Arisha le scruta un bref instant et acquiesça.
— Je vais avoir besoin de vous pour le distraire dans un premier temps, puis pour puiser dans vos énergies afin d'alimenter le sortilège. Il sera puissant, et périlleux.
Arisha entama un chant, elle usait de sa seconde voix. Son ventre criait les paroles destinées à former l'incantation pendant que sa voix prononçait des mots indéchiffrables. Elle discourait avec Alyosha.
— Ainsi, petit frère, tu es venu jusqu'ici pour moi. Tu me pourchasses au-delà de la terre. Veux-tu donc me tuer ou me capturer ? Tu souhaites me dominer, m'enfermer dans une jolie cage dorée où tu disposerais de moi et du monde à ta convenance. Tu t'égares ! Je ne suis pas celle que tu crois. Tu me considères faible et tu te trompes. Si jusqu'ici je ne t'ai pas affronté, c'est par amour, pour te garder intact.
« Tu es allé trop loin, tu t'es révélé arrogant et précipité. Pensais-tu être le seul à échafauder des plans ? Imaginais-tu être le seul à te déplacer sous le couvert de la nuit, à t'entraîner, à te préparer ? Aujourd'hui, tu as déclaré la guerre entre nous. Plus de répit, plus de rires, plus de tendresse. Désormais, nous serons des prédateurs l'un pour l'autre, des ennemis mortels, deux lions qui ne peuvent tolérer la présence de l'autre au sein d'une même cage. »

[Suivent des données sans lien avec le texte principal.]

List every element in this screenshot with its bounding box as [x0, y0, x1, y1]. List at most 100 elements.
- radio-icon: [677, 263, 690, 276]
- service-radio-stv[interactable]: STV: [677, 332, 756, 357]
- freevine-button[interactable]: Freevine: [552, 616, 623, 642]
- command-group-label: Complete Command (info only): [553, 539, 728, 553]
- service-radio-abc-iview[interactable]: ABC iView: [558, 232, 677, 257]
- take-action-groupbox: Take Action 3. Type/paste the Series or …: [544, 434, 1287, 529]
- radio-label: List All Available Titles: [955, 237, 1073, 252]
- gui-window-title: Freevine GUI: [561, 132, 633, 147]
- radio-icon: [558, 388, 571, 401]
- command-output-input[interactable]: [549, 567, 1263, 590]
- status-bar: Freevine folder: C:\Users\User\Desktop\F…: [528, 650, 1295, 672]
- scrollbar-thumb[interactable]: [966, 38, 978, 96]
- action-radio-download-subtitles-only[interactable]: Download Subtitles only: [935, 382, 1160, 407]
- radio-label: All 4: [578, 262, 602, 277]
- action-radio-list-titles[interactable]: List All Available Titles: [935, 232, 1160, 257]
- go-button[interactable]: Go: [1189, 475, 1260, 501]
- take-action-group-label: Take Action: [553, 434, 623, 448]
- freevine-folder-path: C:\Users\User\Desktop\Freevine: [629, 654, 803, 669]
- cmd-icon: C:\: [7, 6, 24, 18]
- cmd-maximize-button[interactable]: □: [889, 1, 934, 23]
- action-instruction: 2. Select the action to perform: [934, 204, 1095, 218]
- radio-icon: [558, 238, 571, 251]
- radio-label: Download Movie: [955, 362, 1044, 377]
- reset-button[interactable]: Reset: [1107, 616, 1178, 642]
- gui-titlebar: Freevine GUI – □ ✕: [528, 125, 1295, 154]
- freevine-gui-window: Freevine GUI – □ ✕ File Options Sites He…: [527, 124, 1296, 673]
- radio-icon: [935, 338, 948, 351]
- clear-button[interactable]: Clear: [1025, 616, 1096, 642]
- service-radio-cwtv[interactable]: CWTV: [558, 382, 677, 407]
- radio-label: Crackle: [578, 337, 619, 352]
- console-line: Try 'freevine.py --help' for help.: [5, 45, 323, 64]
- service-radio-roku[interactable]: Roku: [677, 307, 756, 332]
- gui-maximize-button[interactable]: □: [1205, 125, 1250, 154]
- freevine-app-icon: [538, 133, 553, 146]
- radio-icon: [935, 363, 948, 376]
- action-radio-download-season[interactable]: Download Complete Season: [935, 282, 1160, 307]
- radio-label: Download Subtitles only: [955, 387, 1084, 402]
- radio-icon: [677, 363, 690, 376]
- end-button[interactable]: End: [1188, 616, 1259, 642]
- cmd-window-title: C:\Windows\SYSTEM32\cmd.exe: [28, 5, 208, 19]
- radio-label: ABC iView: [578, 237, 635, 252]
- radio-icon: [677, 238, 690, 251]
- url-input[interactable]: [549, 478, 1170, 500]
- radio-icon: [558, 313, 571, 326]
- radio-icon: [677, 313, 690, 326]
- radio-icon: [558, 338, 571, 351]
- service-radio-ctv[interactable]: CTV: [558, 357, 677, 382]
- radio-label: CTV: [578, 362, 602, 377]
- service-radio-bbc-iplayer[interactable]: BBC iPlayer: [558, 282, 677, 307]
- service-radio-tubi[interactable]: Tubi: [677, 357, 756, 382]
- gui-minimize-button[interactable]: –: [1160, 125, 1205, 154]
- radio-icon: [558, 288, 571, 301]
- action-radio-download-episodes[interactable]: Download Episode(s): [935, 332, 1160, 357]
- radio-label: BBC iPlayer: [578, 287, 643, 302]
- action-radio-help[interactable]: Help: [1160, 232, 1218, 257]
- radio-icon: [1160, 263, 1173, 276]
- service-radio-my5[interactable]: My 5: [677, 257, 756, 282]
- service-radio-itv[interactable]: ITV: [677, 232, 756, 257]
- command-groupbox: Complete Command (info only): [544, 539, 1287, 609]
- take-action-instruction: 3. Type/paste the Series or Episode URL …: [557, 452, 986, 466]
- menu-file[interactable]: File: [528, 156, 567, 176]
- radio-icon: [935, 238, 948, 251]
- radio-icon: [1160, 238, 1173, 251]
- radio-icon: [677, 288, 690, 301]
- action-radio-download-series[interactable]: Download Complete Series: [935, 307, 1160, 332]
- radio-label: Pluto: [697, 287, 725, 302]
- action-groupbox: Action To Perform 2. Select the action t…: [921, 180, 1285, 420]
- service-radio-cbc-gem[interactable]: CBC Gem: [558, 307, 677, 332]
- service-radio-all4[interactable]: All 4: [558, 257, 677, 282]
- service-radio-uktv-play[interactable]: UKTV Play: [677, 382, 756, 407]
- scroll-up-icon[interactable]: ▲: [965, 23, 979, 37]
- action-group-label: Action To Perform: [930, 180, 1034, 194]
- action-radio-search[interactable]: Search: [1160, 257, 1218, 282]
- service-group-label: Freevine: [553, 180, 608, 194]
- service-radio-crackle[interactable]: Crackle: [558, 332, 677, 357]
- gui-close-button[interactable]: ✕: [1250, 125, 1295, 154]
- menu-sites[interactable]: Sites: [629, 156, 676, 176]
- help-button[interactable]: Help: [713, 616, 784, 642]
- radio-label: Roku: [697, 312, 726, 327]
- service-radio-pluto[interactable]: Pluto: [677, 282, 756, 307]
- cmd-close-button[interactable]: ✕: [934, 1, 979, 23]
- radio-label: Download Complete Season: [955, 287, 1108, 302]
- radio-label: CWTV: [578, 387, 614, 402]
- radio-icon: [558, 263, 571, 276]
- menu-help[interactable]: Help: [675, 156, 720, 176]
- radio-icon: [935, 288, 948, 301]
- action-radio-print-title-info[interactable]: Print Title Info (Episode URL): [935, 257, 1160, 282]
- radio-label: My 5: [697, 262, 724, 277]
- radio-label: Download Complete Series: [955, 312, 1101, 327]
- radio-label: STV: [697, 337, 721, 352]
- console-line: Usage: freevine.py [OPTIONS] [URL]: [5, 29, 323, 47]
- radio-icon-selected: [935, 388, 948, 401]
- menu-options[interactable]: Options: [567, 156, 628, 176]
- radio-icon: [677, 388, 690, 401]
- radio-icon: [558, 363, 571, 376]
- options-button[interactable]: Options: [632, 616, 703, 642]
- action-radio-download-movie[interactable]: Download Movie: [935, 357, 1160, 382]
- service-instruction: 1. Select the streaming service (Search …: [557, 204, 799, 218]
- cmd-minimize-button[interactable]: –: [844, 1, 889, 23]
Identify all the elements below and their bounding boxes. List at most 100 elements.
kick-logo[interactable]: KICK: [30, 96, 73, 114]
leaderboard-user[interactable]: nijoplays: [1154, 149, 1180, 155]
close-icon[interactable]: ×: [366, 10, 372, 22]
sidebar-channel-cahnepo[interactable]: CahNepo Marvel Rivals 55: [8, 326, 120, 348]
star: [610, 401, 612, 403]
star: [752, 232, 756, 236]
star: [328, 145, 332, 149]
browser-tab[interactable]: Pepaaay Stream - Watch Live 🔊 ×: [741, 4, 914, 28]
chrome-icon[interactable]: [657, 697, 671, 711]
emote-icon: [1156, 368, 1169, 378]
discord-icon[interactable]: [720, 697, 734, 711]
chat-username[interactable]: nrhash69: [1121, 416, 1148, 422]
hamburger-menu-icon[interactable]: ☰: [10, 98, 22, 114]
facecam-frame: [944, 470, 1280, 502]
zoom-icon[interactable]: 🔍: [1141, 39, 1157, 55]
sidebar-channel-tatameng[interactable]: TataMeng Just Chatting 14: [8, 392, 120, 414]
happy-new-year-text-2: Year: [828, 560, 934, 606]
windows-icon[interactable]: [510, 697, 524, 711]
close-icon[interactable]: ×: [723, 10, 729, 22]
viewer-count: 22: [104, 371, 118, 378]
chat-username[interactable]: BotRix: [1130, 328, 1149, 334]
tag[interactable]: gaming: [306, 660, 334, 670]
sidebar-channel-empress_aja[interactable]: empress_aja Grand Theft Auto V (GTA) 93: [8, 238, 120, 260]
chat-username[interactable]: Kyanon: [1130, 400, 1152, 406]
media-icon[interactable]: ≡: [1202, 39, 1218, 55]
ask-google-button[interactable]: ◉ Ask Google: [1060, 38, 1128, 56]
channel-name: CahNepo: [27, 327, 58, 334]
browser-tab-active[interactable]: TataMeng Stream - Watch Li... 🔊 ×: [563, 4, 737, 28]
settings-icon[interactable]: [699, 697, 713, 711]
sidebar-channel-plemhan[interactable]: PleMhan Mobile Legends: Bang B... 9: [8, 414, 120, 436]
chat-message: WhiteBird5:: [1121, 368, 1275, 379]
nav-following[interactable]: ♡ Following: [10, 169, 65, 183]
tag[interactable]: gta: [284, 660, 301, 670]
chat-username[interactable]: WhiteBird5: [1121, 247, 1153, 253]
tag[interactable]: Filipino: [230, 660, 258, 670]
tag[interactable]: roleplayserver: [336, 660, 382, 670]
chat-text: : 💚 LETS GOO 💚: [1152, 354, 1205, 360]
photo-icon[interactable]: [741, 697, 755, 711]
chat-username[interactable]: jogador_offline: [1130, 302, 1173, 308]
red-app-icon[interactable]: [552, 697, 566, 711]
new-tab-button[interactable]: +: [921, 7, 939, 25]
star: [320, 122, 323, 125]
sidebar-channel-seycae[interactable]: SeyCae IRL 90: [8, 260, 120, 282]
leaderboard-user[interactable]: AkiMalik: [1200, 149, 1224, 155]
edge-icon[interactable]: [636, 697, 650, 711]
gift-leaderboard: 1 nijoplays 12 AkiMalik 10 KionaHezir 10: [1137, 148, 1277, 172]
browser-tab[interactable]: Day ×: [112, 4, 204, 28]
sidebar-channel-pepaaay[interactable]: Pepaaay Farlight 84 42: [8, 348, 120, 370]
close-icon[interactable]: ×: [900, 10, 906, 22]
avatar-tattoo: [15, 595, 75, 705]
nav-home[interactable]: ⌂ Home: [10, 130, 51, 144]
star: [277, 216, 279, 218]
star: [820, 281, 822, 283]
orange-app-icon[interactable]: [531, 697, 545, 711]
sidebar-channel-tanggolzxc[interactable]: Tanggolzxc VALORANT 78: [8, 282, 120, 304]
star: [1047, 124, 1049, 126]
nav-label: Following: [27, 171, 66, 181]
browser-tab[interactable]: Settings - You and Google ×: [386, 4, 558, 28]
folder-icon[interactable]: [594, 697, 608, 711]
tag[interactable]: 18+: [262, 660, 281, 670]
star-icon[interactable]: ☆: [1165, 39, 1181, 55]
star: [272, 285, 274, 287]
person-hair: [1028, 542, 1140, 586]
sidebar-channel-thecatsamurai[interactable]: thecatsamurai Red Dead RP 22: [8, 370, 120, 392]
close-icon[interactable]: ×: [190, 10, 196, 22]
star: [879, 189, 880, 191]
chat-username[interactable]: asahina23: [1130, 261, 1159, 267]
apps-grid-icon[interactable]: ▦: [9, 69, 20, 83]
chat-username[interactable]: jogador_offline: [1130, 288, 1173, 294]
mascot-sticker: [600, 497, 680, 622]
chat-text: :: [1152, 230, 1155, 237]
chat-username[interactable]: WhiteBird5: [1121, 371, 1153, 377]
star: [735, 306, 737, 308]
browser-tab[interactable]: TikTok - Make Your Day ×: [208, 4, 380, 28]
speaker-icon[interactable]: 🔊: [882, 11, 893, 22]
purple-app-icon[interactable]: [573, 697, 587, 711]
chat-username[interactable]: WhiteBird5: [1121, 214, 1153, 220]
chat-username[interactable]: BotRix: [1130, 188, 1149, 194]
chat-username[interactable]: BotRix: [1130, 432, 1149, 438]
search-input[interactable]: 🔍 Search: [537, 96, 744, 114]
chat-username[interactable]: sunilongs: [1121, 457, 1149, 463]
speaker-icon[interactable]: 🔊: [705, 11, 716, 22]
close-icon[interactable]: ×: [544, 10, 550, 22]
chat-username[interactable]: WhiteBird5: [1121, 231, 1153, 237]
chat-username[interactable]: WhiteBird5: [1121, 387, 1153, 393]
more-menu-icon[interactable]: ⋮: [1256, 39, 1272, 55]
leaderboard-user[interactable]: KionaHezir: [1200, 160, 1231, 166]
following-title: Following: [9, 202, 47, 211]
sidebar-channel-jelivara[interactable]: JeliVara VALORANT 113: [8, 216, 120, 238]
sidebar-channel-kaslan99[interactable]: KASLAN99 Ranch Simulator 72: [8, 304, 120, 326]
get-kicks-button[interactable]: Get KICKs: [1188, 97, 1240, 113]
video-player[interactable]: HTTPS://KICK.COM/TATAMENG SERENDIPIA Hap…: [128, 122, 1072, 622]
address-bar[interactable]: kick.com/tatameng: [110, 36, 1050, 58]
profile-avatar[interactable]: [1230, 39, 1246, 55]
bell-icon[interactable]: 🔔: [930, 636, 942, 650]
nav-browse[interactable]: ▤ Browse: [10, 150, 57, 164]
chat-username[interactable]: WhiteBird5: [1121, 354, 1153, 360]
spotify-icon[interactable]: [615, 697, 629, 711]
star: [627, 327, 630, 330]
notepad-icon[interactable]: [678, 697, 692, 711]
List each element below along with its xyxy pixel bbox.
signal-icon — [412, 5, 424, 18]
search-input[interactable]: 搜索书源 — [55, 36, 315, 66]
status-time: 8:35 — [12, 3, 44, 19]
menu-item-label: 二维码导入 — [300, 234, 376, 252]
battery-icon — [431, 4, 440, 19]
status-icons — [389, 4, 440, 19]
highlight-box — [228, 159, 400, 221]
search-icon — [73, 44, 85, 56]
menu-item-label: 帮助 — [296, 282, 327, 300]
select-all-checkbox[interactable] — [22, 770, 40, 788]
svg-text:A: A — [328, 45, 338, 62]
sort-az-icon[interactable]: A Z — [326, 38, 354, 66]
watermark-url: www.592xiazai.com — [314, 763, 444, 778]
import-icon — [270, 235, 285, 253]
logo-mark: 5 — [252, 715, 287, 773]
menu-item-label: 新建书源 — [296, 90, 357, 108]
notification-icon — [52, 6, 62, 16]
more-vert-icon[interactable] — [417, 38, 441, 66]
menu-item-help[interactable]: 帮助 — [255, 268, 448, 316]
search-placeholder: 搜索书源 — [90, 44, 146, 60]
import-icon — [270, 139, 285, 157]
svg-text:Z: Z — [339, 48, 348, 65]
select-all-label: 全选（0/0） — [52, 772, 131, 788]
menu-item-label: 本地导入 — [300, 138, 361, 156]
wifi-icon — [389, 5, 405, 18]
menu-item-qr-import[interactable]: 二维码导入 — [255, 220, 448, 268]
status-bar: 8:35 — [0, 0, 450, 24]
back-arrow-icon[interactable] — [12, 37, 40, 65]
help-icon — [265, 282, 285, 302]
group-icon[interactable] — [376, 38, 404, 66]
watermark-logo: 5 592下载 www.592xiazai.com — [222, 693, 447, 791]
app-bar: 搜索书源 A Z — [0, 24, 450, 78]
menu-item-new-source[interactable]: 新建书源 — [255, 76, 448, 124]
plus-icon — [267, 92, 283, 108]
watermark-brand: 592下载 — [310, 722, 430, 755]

Arisha empoigna les mains de Lazar et Svetlana. Le contact, court et intense, les brûla et vida leurs ressources. Une déflagration gigantesque explosa à l'avant du bateau. Lazar et Svetlana furent projetés violemment en arrière. Leurs corps inertes s'écrasèrent contre les murs de la cabine des officiers. Ils s'écroulèrent contre le bois, sans vie. Arisha ne prêtait plus attention à ce qui se trouvait alentour, aux hommes terrifiés. Une sphère de flux colorés tournoyait au-dessus d'elle. Des étincelles crépitaient, des flammes dansaient autour de la boule d'énergie. La magie devenait visible à l'œil nu. Asukile cessa de crier. Il contempla avec horreur, fascination et vénération le spectacle stupéfiant qui se jouait devant lui. Arisha, le temps d'un instant, devint transfigurée. Ses yeux s'allumèrent, brillants. Son regard roula et dévisagea chaque homme sur le navire. Les matelots s'effondrèrent, se tenant la tête entre les mains, essayant de se cacher de ces yeux capables de sonder leur essence même. Asukile remarqua qu'il tremblait, il contempla son équipage prostré, tétanisé. Une phrase courait dans leur esprit sans cesse ; elle retentissait, assourdissante : « qu'Elle ne me voit pas, qu'Elle ne me voit pas, qu'Elle ne me voit pas » ! La présence cosmique, si proche, si écrasante les terrifiait. Ils percevaient ce qu'ils étaient réellement, tout ce qu'Elle signifiait. Ils étaient profondément choqués. Asukile croisa et soutint le regard de Silène. Il ne semblait pas affecté par la présence du titan. Il se tenait parfaitement droit, serein. Il s'approcha et lui tendit la main.
— Puisez en moi la force qui vous manque. J'abrite un puits de ténèbres inextinguible. Je ne crains nul mal. Nous ne sommes pas au bout du chemin, simplement au commencement.
Le léviathan cria. Une complainte longue, rauque, terrible. Les hommes captèrent toute la souffrance d'un être qui affronte la fin de son existence.
Arisha scanda des sons d'un autre monde. Ce n'était pas un langage, pourtant chacun en comprit le sens.
« Aujourd'hui, mon frère, je te laisse la vie sauve parce que je t'aime. Demain l'un de nous mourra ».